Intimacy and Public Enemies

As we approach our eighth anniversary, my boy and I have been reflecting intermittently on what it is that draws us together. One popular theory is our willingness to (indeed enthusiasm for) take the piss: not just partners, but sparring partners. Another, often revisited, is our uncanny tendency to think and say the same thing at the same time. Last night, watching the rather good Public Enemies, our shared frame of reference and ability to follow random cues was the key: as the film introduced a Chicago villain, my boy leant over and murmured without preamble “Proper fucked”.

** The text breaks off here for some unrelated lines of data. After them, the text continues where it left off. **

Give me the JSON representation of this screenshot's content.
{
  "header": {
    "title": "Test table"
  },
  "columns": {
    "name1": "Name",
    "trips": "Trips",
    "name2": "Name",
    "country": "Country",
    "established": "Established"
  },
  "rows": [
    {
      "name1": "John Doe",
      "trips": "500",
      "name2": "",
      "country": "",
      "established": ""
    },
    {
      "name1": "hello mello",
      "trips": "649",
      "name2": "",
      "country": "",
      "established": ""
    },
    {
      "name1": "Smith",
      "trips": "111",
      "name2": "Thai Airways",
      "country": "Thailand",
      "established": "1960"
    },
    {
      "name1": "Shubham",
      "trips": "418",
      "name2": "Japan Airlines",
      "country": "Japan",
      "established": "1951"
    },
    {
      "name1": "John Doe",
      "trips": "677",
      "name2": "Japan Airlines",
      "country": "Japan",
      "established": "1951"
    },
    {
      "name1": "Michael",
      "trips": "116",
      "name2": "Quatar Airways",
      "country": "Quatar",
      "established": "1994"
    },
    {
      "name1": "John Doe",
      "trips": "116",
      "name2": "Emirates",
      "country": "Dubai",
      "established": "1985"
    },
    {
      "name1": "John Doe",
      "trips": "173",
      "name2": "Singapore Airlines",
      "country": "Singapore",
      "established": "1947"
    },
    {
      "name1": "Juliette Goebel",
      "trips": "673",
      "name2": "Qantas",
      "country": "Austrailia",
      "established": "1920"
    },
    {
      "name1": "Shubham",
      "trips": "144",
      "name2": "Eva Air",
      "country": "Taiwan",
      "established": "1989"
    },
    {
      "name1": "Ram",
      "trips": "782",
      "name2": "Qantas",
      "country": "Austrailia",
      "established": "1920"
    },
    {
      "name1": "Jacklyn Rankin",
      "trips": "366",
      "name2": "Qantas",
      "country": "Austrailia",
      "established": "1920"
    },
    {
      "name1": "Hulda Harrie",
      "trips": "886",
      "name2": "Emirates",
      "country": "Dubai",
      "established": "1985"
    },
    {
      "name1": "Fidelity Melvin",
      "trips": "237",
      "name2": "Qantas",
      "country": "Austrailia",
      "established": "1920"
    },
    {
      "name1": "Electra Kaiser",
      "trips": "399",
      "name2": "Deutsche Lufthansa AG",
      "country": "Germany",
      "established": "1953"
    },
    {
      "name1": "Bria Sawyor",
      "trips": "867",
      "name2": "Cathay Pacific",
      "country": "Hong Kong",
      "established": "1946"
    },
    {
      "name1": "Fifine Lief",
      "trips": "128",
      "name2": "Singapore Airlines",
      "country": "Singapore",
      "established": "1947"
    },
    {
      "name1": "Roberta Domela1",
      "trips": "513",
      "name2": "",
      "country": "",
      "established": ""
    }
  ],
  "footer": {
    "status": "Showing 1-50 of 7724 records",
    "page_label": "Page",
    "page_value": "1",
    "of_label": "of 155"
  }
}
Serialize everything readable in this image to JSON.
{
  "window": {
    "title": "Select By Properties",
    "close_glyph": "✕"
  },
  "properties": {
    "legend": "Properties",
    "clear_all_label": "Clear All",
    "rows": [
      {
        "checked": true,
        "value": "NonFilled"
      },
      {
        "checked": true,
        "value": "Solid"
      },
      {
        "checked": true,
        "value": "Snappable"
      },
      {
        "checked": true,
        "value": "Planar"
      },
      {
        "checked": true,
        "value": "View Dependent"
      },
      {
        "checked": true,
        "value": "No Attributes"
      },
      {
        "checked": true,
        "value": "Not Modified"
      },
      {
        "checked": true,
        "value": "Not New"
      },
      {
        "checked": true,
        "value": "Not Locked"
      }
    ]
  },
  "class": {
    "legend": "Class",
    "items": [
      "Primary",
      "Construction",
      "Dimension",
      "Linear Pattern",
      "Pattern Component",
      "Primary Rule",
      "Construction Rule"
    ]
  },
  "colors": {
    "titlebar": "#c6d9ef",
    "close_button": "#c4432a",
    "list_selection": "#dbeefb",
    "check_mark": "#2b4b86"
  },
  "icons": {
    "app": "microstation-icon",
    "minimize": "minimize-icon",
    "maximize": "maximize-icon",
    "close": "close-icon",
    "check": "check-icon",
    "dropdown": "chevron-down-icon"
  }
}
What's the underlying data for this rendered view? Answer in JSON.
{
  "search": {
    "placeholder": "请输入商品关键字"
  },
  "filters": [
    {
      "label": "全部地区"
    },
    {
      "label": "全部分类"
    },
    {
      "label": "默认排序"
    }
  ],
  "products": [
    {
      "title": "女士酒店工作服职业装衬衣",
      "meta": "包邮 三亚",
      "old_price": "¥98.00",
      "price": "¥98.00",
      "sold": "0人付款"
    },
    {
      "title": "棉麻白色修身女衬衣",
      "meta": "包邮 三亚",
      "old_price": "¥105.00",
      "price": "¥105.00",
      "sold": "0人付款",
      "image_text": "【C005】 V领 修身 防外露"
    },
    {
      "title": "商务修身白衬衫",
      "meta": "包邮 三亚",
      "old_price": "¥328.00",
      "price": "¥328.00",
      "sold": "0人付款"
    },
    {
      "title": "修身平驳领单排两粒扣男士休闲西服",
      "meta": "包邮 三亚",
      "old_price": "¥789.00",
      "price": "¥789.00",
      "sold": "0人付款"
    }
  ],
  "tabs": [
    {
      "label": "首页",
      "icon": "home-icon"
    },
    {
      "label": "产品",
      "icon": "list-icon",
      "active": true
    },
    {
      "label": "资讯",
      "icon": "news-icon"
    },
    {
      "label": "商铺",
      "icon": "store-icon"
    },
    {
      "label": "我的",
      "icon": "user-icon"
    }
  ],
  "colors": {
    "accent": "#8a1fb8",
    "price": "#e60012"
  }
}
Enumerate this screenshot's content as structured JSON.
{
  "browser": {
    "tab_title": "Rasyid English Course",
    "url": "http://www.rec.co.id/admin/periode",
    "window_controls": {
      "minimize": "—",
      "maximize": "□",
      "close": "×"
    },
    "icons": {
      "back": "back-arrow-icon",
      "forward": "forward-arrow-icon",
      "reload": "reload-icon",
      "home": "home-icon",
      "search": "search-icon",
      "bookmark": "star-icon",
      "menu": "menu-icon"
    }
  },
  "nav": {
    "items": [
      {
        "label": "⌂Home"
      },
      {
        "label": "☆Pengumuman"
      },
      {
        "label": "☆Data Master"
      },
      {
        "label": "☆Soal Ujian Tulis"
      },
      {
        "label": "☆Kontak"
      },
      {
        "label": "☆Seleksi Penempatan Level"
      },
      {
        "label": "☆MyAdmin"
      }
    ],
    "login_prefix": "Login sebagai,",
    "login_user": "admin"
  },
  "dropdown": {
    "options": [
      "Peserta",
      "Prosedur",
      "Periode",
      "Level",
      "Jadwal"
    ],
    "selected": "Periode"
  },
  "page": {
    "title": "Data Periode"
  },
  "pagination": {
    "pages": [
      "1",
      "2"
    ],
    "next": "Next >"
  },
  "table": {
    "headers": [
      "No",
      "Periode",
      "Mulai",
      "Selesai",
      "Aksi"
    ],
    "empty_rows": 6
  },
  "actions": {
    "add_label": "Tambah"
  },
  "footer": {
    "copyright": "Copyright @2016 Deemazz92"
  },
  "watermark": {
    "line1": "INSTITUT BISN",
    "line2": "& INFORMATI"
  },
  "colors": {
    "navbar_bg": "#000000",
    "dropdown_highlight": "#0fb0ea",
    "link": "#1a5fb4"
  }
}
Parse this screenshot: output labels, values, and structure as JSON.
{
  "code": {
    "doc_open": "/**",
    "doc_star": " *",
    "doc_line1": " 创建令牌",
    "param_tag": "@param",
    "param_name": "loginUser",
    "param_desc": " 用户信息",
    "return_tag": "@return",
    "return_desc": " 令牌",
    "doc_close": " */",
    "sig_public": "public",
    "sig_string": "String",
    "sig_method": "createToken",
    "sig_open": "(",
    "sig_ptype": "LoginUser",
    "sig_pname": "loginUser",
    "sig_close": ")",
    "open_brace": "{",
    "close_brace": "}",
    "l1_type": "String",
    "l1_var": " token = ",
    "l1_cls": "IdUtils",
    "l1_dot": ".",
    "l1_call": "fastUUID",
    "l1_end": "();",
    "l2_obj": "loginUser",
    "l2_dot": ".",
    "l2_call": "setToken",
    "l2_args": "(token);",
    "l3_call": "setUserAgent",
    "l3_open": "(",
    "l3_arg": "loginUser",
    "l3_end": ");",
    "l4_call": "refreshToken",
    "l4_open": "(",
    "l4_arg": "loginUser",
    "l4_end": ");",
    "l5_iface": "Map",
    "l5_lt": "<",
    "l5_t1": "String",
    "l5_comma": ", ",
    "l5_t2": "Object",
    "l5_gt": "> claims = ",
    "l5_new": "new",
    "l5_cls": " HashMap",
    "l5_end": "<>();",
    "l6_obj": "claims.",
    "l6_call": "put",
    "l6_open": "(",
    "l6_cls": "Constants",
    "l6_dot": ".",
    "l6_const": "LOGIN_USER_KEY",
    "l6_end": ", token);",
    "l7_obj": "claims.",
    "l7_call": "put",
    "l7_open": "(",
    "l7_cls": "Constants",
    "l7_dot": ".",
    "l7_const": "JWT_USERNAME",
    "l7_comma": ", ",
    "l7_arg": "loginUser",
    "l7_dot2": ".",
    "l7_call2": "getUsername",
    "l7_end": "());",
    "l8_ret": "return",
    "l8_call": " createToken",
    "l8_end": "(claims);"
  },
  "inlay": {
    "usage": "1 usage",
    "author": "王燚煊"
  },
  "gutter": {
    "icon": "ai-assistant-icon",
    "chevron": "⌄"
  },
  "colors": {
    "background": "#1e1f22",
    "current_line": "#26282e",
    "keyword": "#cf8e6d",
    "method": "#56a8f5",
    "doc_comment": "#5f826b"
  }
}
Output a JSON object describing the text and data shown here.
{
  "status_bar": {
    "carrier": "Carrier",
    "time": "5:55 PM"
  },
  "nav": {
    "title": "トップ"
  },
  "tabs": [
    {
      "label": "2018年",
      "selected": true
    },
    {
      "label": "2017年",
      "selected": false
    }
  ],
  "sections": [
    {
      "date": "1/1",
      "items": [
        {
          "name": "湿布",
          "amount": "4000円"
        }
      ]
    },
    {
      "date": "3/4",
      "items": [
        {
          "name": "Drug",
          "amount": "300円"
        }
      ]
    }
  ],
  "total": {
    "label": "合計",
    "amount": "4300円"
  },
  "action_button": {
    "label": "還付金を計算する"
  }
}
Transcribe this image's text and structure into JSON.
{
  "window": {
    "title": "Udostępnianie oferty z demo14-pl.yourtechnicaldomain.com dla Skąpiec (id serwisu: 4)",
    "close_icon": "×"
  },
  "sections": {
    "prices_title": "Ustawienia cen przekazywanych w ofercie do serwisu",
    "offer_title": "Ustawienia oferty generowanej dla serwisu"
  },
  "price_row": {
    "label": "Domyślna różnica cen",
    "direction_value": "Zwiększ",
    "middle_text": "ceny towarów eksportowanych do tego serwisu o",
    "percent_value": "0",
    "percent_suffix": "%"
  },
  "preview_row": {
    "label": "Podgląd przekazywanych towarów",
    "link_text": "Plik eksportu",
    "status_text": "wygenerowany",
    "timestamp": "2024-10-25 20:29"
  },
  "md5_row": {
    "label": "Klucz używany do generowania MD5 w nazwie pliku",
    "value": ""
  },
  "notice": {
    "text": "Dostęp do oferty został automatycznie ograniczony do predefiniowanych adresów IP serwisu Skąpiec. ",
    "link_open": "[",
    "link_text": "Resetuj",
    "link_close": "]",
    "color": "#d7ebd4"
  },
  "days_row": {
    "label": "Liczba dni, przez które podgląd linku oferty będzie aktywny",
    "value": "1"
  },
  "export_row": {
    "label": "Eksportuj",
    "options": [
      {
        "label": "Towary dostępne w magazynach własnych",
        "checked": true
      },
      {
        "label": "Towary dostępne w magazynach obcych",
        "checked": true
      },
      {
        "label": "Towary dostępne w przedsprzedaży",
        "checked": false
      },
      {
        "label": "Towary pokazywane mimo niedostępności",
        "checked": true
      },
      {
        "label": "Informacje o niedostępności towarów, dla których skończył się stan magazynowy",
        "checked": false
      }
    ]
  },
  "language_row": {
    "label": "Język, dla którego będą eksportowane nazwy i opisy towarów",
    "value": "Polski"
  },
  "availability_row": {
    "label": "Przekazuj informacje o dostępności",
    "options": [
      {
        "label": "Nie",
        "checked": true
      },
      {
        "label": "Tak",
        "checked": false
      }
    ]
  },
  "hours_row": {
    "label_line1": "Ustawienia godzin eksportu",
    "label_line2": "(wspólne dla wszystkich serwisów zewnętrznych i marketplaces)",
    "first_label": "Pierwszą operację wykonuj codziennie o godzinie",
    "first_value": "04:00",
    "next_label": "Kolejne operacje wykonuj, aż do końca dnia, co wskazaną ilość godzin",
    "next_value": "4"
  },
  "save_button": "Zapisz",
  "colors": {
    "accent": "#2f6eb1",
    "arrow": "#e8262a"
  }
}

Possibly the rest of the audience were curious as to why I found that particular scene so funny, but he was absolutely right. I haven’t a clue what the actor’s name is either, but it was certainly him. And he was, as it turned out.

Public Enemies is interesting – apart from including the spectacularly cool shot at the beginning of Dillinger leaping across a teller’s desk, it’s a mishmash of awkward handheld camera and extreme close-up, staring into the eyes of Depp, Bale and Cotillard. Often underlit, I barely noticed the hi-def (although my boy found it quite distracting).

If you could mistake Heat for a gangster film that liked to spend a lot of time on shading in characters, or Miami Vice for a police action flick with too much interest in the leads’ romantic entanglements, there was less ambiguity for me in Public Enemies. This was a film about people, that happened to feature bank robberies and Tommy guns. Specifically, about Depp’s Dillinger and Cotillard’s Frechette – while you get a sense of G-Man Melvin Purvis’ unease with the role he must adopt to catch Dillinger in Hoover’s emerging FBI, Bale is (arguably) criminally under-used in a performance that still effortlessly outshines his John Connor effort.

Unlike the taut Collateral and the tension-driven Insider, the pace feels slow through the first half, the intermittent outbursts of violence (including that glamorous bank robbery) a counterpoint rather than the main thrust of the film. A bewildering array of characters and historical detail at times threaten to drown out the plot, just as the sweeping score sometimes overwhelms the emotional narrative.

It remains gripping, poignant. Above all (and in spite of that score, which really was my main point of discontent, and the enormous gunfire), it is understated. The twitching of Depp’s lips as he faces disaster; the harridan fury hurled through a curtain of curls as Cotillard faces down an FBI interrogator; the utter dispensibility of the entire supporting cast: this is an enormous production, and one that Mann keeps in careful rein to focus only on the bits he is interested in. Overwhelming? Yes, rather. Awesome: frankly, it’s still sinking in.

I’ve seen a couple of reviews dismissing it; if I can’t endorse Empire’s over-the-top fanjoy, I do agree that this is a film that bears (indeed requires) multiple viewings. Let’s face it, if it didn’t, it would be Mann’s only single-sitting effort.

Oh, come on – did you really think I’d be able to turn in a negative verdict of a film that is carried by one my favourite directors and Johnny Depp’s cheekbones?